Public participation

This is a reason why the negotiating texts need to be made public, and this needs to be done early on. It is due to the nature of the so-called 21st century agreements, that we need much more time, new economic models and more people analysing them.

Labour, civil society and parliaments have to rely on leaks and unofficial documents in order to be able to provide some analysis as to whether the interests and prosperity of all citizens are going to be served.

The so-called 21st century agreements are a bit more open to public participation than the older ones.

Stakeholders’ engagement events during negotiating rounds give an opportunity to civil society actors to meet with negotiators and make presentations to them.

We are heard. But having participated in some of these discussions, I do not think that we are being listened to.

Leaks and unofficial information show that the governments are ignoring the input by unions and civil society.

After years of reaffirmation of initial suspicions, the union movement called for the negotiations to halt. The civil society that had not opposed TPP from the beginning, is doing so now.

It seems that our opinion is not important to our governments. The concerns of small enterprises are not taken into account either. Trade officials ask companies with significant weight to draw their negotiating strategy.

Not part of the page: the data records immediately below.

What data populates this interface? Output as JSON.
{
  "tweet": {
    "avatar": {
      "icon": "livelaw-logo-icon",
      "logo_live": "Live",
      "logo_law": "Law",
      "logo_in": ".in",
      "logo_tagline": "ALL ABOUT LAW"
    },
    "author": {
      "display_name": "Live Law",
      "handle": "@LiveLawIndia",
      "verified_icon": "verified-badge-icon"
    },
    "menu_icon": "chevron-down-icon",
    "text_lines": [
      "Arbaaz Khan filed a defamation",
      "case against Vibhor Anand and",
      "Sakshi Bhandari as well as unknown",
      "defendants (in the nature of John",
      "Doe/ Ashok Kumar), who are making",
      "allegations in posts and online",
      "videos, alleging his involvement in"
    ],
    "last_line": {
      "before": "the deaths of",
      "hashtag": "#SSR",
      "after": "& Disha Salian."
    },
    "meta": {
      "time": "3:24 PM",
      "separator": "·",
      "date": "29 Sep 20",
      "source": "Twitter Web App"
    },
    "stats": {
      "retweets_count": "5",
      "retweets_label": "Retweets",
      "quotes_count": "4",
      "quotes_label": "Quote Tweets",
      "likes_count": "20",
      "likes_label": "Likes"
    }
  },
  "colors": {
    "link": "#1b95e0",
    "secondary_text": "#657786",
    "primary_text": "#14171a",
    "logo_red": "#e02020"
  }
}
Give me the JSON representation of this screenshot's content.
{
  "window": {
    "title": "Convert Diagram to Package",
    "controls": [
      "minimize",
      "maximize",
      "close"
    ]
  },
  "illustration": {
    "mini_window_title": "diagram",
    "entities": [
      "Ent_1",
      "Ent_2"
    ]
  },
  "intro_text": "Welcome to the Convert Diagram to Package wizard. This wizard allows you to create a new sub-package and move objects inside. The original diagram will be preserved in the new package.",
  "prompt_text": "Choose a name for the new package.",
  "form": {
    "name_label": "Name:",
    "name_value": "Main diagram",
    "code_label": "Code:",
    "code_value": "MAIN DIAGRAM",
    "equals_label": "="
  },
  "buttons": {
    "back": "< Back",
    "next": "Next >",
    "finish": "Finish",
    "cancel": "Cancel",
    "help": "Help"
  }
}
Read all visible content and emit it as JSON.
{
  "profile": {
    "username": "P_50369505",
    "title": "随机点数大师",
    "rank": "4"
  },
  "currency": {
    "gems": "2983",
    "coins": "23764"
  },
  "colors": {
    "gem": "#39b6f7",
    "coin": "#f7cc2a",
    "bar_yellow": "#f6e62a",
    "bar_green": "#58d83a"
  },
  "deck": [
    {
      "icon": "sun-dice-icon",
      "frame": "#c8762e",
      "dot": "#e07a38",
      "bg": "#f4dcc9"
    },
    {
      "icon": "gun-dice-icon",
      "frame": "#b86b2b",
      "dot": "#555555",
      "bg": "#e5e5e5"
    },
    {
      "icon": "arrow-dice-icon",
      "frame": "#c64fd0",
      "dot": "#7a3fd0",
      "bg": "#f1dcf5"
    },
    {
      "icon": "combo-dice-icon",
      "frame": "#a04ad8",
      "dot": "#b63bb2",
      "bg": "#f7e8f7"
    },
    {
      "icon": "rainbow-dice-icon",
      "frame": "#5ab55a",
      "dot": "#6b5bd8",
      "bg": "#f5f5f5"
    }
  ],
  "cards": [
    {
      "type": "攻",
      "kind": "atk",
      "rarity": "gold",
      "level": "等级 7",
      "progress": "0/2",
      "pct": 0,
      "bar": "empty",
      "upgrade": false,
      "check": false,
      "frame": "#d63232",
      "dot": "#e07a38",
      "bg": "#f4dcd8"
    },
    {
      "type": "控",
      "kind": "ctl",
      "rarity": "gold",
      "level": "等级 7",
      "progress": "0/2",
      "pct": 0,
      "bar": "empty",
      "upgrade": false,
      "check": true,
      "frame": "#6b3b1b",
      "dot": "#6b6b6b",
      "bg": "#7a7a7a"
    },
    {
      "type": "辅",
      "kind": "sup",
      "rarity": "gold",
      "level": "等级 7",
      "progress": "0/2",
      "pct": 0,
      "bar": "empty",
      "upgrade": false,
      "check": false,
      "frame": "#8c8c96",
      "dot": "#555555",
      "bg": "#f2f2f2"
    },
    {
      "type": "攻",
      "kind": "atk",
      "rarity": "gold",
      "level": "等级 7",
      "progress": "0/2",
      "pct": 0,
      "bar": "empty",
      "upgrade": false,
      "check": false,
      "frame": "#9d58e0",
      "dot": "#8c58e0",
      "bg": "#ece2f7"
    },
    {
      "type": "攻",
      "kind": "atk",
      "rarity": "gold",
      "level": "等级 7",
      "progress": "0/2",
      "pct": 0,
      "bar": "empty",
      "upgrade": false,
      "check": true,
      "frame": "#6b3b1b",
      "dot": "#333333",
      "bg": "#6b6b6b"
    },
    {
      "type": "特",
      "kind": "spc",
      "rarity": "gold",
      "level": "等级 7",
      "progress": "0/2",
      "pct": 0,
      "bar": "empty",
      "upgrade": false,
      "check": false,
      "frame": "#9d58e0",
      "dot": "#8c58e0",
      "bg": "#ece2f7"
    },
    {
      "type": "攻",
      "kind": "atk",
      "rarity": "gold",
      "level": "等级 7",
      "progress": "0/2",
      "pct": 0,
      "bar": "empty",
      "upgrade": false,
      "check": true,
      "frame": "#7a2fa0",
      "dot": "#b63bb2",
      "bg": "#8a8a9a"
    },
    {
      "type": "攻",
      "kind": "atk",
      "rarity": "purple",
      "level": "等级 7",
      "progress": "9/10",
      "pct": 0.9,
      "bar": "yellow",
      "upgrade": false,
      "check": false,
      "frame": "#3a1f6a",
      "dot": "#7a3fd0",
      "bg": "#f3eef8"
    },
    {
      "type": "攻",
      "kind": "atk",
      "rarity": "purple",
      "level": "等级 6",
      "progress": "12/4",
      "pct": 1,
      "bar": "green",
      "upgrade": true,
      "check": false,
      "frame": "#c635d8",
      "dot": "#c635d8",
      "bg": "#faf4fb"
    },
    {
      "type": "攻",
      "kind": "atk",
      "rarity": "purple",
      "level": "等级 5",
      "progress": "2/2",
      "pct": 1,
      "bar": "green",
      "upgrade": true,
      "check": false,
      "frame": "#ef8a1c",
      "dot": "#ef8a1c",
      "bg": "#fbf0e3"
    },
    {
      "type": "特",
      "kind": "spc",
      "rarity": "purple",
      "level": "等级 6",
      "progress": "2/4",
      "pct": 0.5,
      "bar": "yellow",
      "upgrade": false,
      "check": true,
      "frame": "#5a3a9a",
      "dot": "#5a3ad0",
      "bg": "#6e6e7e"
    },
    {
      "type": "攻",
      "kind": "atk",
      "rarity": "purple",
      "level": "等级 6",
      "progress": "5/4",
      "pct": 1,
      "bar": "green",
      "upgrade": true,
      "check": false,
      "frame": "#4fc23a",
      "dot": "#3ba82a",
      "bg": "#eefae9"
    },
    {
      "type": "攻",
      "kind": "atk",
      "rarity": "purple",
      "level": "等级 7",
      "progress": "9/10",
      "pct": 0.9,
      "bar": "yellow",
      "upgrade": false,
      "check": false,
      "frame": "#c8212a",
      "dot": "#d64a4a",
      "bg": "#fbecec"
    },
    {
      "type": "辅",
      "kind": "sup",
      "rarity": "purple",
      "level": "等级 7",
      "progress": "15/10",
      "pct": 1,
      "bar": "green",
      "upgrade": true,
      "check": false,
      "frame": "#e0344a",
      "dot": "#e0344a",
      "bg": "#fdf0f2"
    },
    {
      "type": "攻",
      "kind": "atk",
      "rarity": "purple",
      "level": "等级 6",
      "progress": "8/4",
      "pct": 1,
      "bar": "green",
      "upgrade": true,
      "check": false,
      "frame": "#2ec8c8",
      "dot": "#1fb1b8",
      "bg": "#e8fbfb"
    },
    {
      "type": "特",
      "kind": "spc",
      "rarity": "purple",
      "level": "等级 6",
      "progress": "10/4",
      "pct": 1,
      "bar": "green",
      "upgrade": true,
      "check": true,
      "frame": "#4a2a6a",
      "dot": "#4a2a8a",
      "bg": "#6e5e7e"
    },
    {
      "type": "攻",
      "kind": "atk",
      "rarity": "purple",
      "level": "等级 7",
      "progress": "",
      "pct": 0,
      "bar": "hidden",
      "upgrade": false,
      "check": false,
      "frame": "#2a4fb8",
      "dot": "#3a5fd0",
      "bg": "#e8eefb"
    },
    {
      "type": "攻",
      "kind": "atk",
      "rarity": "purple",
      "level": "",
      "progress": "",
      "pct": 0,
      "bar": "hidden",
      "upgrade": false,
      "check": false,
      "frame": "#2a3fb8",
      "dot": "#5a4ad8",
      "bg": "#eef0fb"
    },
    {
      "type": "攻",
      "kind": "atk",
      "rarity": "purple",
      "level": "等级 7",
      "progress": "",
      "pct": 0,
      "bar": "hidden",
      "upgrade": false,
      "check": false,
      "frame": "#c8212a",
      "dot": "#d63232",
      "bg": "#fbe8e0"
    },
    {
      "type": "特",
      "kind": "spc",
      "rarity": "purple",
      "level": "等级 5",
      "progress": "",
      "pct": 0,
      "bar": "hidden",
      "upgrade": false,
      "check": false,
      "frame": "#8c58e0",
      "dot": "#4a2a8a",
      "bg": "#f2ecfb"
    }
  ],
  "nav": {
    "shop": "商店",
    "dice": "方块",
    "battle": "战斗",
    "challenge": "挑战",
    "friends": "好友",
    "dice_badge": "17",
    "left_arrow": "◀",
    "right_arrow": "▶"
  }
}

Some of them will push the revolving door and move into corporations after the negotiations are over.

Except from raising awareness about it, trade union centres from around the Asia Pacific launched a petition to ‘bombard’ the mailboxes of trade ministers asking them to stop the negotiations and to release the negotiating texts.

To benefit workers and create shared prosperity, secretive negotiations and extraordinary approval procedures that extinguish debate must be replaced by an open, democratic process.

If the new trade agreements are about to create buckets of new wealth and new jobs as President Obama and other supporters claim, then there should be really no reason why the negotiating texts, certainly those that do not deal with market access, are concealed with secrecy.